The final film piece was produced by using paints, bleach, scratching and permanent markers directly onto film celluloid. At the beginning of this project, I experimented primarily with scratching onto found footage, however I wasn’t able to conceptualise how I would create a sense of rhythm with the film I had produced. I began trialling paint and markers with leader creating patterns that would demonstrate a rhythmic movement. Once the film was projected and digitally recorded, I was able to start manipulating the film using Adobe Premiere Pro CC. I slowed down the speed of all the film so that I could clearly see what I had recorded. During the editing stage, I tried to organise the separate parts of film in a way that would represent a rain drop and the flow of water thus creating its own natural rhythm.
In the concept and experimental stage of the project, I researched filmmakers and artists who produced outstanding works in different styles of filmmaking. I was heavily influenced by Norman McLaren’s work ‘Dots (1940)’. Dots was made by painting directly onto clear frames of film. Interestingly, the music created was created in the same way, painting directly into the area on the film strip usually reserved for the soundtrack. The individual frames of the work communicate very little, but seen in quick succession they form a series of lively, playful movements. His work inspired me to draw shapes onto the film rather than found footage in order to produce a sense of rhythm.

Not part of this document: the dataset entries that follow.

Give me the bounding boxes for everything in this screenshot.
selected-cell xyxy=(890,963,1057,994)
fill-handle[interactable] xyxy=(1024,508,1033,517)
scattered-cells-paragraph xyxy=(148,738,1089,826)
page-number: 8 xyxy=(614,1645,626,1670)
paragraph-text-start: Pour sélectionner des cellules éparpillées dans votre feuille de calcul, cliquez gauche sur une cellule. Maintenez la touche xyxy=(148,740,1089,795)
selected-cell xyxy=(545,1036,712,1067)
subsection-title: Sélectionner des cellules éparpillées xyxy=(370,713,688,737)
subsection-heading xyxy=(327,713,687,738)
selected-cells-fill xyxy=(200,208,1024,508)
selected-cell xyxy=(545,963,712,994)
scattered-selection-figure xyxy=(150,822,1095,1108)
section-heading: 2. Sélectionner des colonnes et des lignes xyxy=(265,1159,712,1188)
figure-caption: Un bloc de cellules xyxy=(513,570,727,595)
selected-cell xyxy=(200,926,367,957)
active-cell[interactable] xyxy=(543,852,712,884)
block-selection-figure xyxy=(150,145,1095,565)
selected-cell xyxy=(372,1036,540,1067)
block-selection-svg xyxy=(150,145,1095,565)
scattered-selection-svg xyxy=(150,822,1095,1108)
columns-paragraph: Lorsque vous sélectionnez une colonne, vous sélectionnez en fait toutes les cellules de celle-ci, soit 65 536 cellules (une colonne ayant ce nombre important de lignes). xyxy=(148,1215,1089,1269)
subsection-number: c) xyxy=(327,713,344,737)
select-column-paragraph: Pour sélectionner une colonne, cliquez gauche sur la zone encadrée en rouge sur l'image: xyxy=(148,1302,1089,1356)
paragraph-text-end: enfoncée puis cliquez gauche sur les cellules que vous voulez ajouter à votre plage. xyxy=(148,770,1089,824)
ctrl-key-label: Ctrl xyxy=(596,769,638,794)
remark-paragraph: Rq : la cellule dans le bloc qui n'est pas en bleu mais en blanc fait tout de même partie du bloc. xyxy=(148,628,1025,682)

Walter Ruttmann work ‘Lichtspiel Opus 1 (1921)’ also inspired my work in terms of using repetition to establish a sense of unity and pattern. Ruttmann’s Opus 1 is the first abstract work in film history. Instead of containing depiction’s of reality, it consists entirely of colours and shapes. His practice of working with film as though using a paintbrush and paint influenced me in terms of creating my film to a represent rain drops.